SpaceX has set its share price at $135 and with it opened the largest initial public offering (IPO) in history. Elon Musk's company raised around $75 billion (close to 69 billion euros) from 555.6 million shares - a figure that topples the previous record of Saudi Arabia's Aramco from 2019, which raised 24.9 billion at the time.

The interest was so great that demand outstripped the offer fourfold. An option remains open for another 83.3 million shares, which would bring an additional $11 billion. Crypto markets that bet on events like this are predicting a 20 percent jump on the very first day, which would push the price towards $167. On Nasdaq, the share will trade under the ticker SPCX.

The biggest winner is, of course, the man at the top. Musk holds 850 million class A shares (with one vote each) and 5.6 billion class B (with ten votes each) - an arrangement that gives him control no investor can shake, and one that carries him towards the title of the world's first trillionaire. Not the first to earn money; the first to own this much.

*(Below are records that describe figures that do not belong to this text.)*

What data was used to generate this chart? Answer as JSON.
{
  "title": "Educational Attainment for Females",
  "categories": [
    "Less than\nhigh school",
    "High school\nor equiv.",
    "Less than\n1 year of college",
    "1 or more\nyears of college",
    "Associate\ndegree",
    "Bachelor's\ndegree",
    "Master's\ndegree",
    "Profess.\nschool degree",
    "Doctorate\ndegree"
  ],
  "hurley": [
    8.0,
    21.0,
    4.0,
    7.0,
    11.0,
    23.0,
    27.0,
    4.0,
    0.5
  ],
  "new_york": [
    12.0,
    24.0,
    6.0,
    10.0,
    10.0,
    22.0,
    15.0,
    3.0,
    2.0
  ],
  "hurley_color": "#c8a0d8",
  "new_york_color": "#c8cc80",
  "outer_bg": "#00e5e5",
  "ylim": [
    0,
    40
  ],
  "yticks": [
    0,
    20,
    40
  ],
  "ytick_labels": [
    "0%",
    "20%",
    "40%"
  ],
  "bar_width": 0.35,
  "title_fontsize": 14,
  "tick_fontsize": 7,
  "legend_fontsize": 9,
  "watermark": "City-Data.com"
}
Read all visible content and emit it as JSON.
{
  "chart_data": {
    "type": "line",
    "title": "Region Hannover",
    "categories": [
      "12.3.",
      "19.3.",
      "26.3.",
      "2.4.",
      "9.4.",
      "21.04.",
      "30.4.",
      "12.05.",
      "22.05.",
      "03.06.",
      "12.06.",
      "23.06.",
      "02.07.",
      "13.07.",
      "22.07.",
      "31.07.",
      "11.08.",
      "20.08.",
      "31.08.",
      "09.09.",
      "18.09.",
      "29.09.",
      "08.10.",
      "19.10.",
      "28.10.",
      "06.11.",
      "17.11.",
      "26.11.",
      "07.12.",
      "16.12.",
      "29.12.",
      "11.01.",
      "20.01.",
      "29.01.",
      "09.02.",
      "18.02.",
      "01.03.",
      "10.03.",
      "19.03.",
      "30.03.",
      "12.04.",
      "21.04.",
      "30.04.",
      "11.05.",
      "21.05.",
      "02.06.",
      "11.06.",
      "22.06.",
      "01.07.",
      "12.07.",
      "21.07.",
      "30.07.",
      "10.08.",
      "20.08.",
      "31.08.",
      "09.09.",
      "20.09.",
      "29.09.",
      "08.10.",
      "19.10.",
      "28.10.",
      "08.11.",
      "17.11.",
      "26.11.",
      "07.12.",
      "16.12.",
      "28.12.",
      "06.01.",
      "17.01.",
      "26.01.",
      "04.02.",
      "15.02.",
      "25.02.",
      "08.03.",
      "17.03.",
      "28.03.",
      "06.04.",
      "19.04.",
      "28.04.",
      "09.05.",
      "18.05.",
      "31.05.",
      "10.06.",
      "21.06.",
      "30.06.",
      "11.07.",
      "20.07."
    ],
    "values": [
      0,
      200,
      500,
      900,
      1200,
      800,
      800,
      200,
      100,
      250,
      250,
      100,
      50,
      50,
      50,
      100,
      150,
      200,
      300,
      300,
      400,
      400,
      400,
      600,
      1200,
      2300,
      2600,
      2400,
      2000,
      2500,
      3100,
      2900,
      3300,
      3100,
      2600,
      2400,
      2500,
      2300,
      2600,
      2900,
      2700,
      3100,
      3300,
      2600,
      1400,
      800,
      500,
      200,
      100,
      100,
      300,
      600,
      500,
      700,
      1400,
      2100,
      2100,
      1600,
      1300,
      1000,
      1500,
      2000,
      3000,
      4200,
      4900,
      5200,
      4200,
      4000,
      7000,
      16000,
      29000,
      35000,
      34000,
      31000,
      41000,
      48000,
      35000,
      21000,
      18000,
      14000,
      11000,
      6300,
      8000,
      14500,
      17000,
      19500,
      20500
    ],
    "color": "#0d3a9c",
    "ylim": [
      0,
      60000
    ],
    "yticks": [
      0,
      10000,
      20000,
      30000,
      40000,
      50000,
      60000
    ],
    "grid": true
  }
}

Behind him stands a queue that waited a long time for the payout. Antonio Gracias with a position of 68 billion, Luke Nosek with 33 million shares, COO Gwynne Shotwell with 12.6 million - plus around 400 venture capital funds that financed SpaceX while it was a private company. When a firm waits this long before going public, the listing isn't a beginning, but a payday.

Behind all the euphoria sits a simple truth: SpaceX isn't selling rockets on the stock market, it's selling Starlink and the future of satellite internet. The numbers today are written by those who got in long ago. The question for the small investor entering now, at the peak of the euphoria, is whether they're buying a stake in the future - or just paying for a story others have already monetised.